В самом деле. Эта простая догадка почему-то сразу не пришла Андрееву в голову. Со стороны Черепенникова опять застрочил автомат, и «кукушка» перенесла огонь туда. Андреев воспользовался этим и сделал бросок вперед, а за ним — Гордей Фомич. Немцы ударили по кювету, но опоздали: Гордеев и старший сержант уже плотно прижались к земле. В это время кто-то, видимо, сделал такую же перебежку со стороны Черепенникова. И теперь как бы установилась косвенная связь с соседом. Когда автоматы немцев, а их было не больше трех, полоснули вдоль того рукава дороги, Андреев с Гордеем Фомичом сделали еще один бросок. Нервы у «кукушек» не выдержали. Кто-то из них счел за благо поскорее унести ноги, но один отчаянный остался. Он то и дело огрызался очередями, короткими и злыми.

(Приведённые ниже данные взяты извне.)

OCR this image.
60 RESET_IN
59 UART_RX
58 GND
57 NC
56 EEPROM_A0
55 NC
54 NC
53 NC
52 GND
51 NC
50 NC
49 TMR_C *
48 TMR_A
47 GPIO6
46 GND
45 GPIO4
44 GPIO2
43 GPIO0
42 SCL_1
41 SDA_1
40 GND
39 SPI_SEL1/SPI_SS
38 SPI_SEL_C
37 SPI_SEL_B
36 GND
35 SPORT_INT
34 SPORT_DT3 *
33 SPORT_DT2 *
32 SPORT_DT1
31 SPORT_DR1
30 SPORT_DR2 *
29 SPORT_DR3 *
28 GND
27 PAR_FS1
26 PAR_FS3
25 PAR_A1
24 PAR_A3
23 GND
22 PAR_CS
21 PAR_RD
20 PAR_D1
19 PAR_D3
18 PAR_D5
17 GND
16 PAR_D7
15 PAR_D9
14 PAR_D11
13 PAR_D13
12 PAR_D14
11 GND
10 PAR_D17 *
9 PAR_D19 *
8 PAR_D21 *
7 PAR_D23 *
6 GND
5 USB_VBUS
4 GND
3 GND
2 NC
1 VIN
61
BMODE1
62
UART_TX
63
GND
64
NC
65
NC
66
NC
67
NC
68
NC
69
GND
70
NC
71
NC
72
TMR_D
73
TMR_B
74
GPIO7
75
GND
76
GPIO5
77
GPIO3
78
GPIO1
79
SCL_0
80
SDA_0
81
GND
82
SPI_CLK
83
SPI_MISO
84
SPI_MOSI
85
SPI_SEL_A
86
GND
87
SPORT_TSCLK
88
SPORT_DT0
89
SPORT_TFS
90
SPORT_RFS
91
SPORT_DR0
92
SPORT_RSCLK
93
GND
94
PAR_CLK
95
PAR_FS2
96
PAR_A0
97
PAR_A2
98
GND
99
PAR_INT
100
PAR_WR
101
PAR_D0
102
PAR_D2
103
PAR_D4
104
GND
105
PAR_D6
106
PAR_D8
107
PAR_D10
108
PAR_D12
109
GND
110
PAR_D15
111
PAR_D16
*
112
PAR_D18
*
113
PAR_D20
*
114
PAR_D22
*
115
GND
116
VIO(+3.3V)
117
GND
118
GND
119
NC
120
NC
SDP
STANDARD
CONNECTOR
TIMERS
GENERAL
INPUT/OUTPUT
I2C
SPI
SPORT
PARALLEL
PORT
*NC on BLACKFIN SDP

— А ведь я его вижу, — сказал Гордей Фомич, подползая вплотную к старшему сержанту. — Гляньте правее. Сосна на отшибе. Березки вокруг нее. Чернеет, видите?
Теперь Андреев увидел. Тщательно прицелился и нажал на спусковой крючок. Автомат, как живой, забился в руках. Немец ответил очередью.
— А вот я его сейчас… — проговорил Гордей Фомич, устраиваясь поудобнее для стрельбы из своего карабина. Андреев заметил, как вздрагивает кончик его рыжего уса, а на лбу выступила мелкими бисеринками испарина. Гордеев выстрелил, быстро перезарядил и выстрелил еще раз, и черное пятно на сосне вдруг дрогнуло и переместилось немного вниз. Но не упало. Гордеев выстрелил еще раз, но пятно не шевелилось. Не было в ответ и очередей. Тогда Гордей Фомич с опаской приподнялся. Выстрелов не было. Андреев резво вскочил на ноги и помчался к сосне. За ним еле успевал Гордей Фомич. Бежали к сосне и от Черепенникова, кажется, сам лейтенант. Когда приблизился, Андреев заметил на его виске струйку крови.
— Вас, кажется, зацепило.
— Кожу царапнуло, — отмахнулся Черепенников. — Одного моего насмерть, в сердце, гад, попал.
У сосны валялся немецкий автомат. Сам гитлеровец висел вниз головой — оказывается, он был привязан к сосне за ноги. Зачем же они его привязали? Или сам привязался?